Let’s illustrate this with a practical example. Suppose we want the cache key computation to depend solely on the request message content, ignoring other parameters like the specific LM being called. We can create a custom cache as follows:

```
class CustomCache(dspy.clients.Cache):

    def cache_key(self, request: dict[str, Any], ignored_args_for_cache_key: Optional[list[str]] = None) -> str:
        messages = request.get("messages", [])
        return sha256(orjson.dumps(messages, option=orjson.OPT_SORT_KEYS)).hexdigest()

dspy.cache = CustomCache(enable_disk_cache=True, enable_memory_cache=True, disk_cache_dir=dspy.clients.DISK_CACHE_DIR)
```

For comparison, consider executing the code below without the custom cache:

```
import dspy
import os
import time

os.environ["OPENAI_API_KEY"] = "{your_openai_key}"

dspy.configure(lm=dspy.LM("openai/gpt-4o-mini"))

predict = dspy.Predict("question->answer")

start = time.time()
result1 = predict(question="Who is the GOAT of soccer?")
print(f"Time elapse: {time.time() - start: 2f}")

start = time.time()
with dspy.context(lm=dspy.LM("openai/gpt-4.1-mini")):
    result2 = predict(question="Who is the GOAT of soccer?")
print(f"Time elapse: {time.time() - start: 2f}")
```

The time elapsed will indicate that the cache is not hit on the second call.
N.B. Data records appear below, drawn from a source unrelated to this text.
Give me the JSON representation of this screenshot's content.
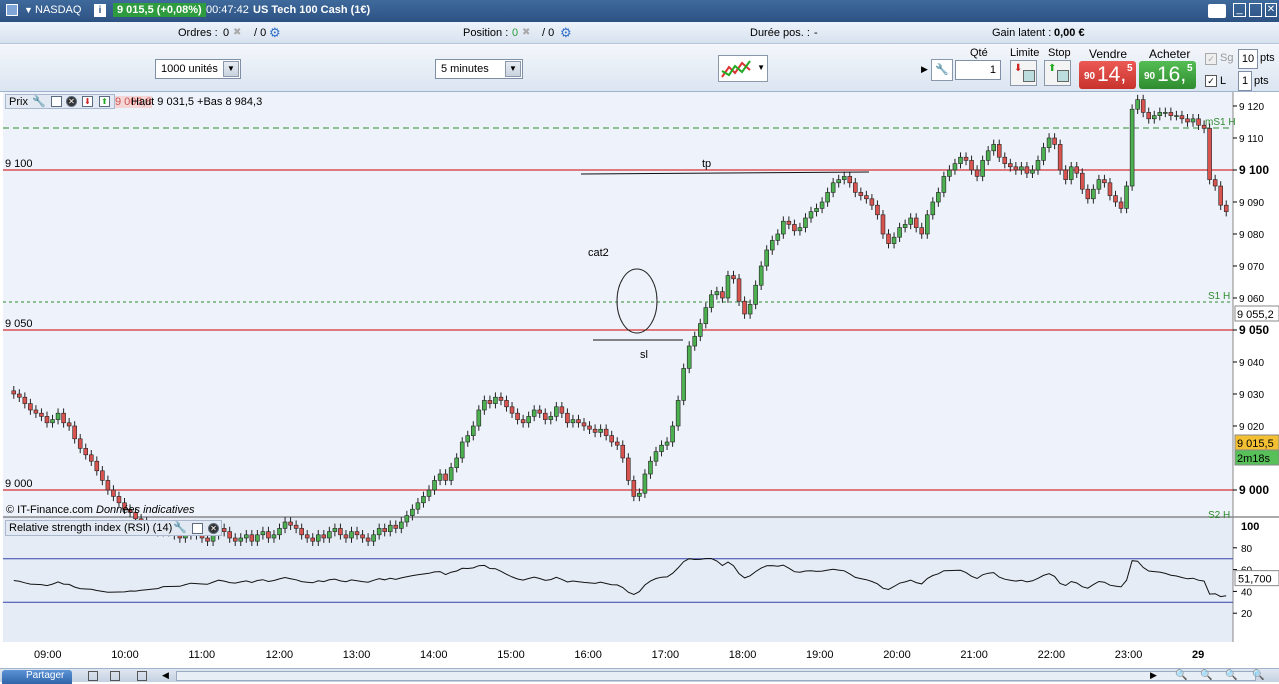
{
  "titlebar": {
    "instrument": "NASDAQ",
    "quote": "9 015,5 (+0,08%)",
    "time": "00:47:42",
    "name": "US Tech 100 Cash (1€)"
  },
  "infobar": {
    "orders_label": "Ordres :",
    "orders_value": "0",
    "orders_total": "/ 0",
    "position_label": "Position :",
    "position_value": "0",
    "position_total": "/ 0",
    "duration_label": "Durée pos. :",
    "duration_value": "-",
    "gain_label": "Gain latent :",
    "gain_value": "0,00 €"
  },
  "toolbar": {
    "units": "1000 unités",
    "timeframe": "5 minutes",
    "qty_label": "Qté",
    "qty_value": "1",
    "limit_label": "Limite",
    "stop_label": "Stop",
    "sell_label": "Vendre",
    "sell_prefix": "90",
    "sell_price": "14,",
    "sell_suffix": "5",
    "buy_label": "Acheter",
    "buy_prefix": "90",
    "buy_price": "16,",
    "buy_suffix": "5",
    "sg_label": "Sg",
    "sg_pts": "10",
    "pts_label": "pts",
    "l_label": "L",
    "l_pts": "1",
    "pts_label2": "pts"
  },
  "price_panel": {
    "title": "Prix",
    "ohlc": "Haut 9 031,5 +Bas 8 984,3",
    "ohlc_overlay": "9 006,8",
    "copyright": "© IT-Finance.com",
    "note": "Données indicatives",
    "level_labels": [
      "9 100",
      "9 050",
      "9 000"
    ],
    "annotations": {
      "tp": "tp",
      "cat2": "cat2",
      "sl": "sl"
    },
    "pivot_labels": {
      "ms1h": "mS1 H",
      "s1h": "S1 H",
      "s2h": "S2 H"
    },
    "price_axis": [
      "9 120",
      "9 110",
      "9 100",
      "9 090",
      "9 080",
      "9 070",
      "9 060",
      "9 050",
      "9 040",
      "9 030",
      "9 020",
      "9 000"
    ],
    "badges": {
      "level": "9 055,2",
      "last": "9 015,5",
      "countdown": "2m18s"
    }
  },
  "rsi_panel": {
    "title": "Relative strength index (RSI) (14)",
    "axis": [
      "100",
      "80",
      "60",
      "40",
      "20"
    ],
    "last_value": "51,700"
  },
  "x_axis": [
    "09:00",
    "10:00",
    "11:00",
    "12:00",
    "13:00",
    "14:00",
    "15:00",
    "16:00",
    "17:00",
    "18:00",
    "19:00",
    "20:00",
    "21:00",
    "22:00",
    "23:00",
    "29"
  ],
  "bottombar": {
    "share_label": "Partager"
  },
  "colors": {
    "up": "#4caf50",
    "down": "#d9534f",
    "sell_bg": "#d9413c",
    "buy_bg": "#3c9d3c",
    "level_line": "#d00000",
    "pivot": "#2e8b2e"
  }
}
However, when using the custom cache:

```
import dspy
import os
import time
from typing import Dict, Any, Optional
import orjson
from hashlib import sha256

os.environ["OPENAI_API_KEY"] = "{your_openai_key}"

dspy.configure(lm=dspy.LM("openai/gpt-4o-mini"))

class CustomCache(dspy.clients.Cache):

    def cache_key(self, request: dict[str, Any], ignored_args_for_cache_key: Optional[list[str]] = None) -> str:
        messages = request.get("messages", [])
        return sha256(orjson.dumps(messages, option=orjson.OPT_SORT_KEYS)).hexdigest()

dspy.cache = CustomCache(enable_disk_cache=True, enable_memory_cache=True, disk_cache_dir=dspy.clients.DISK_CACHE_DIR)

predict = dspy.Predict("question->answer")

start = time.time()
result1 = predict(question="Who is the GOAT of volleyball?")
print(f"Time elapse: {time.time() - start: 2f}")

start = time.time()
with dspy.context(lm=dspy.LM("openai/gpt-4.1-mini")):
    result2 = predict(question="Who is the GOAT of volleyball?")
print(f"Time elapse: {time.time() - start: 2f}")
```

You will observe that the cache is hit on the second call, demonstrating the effect of the custom cache key logic.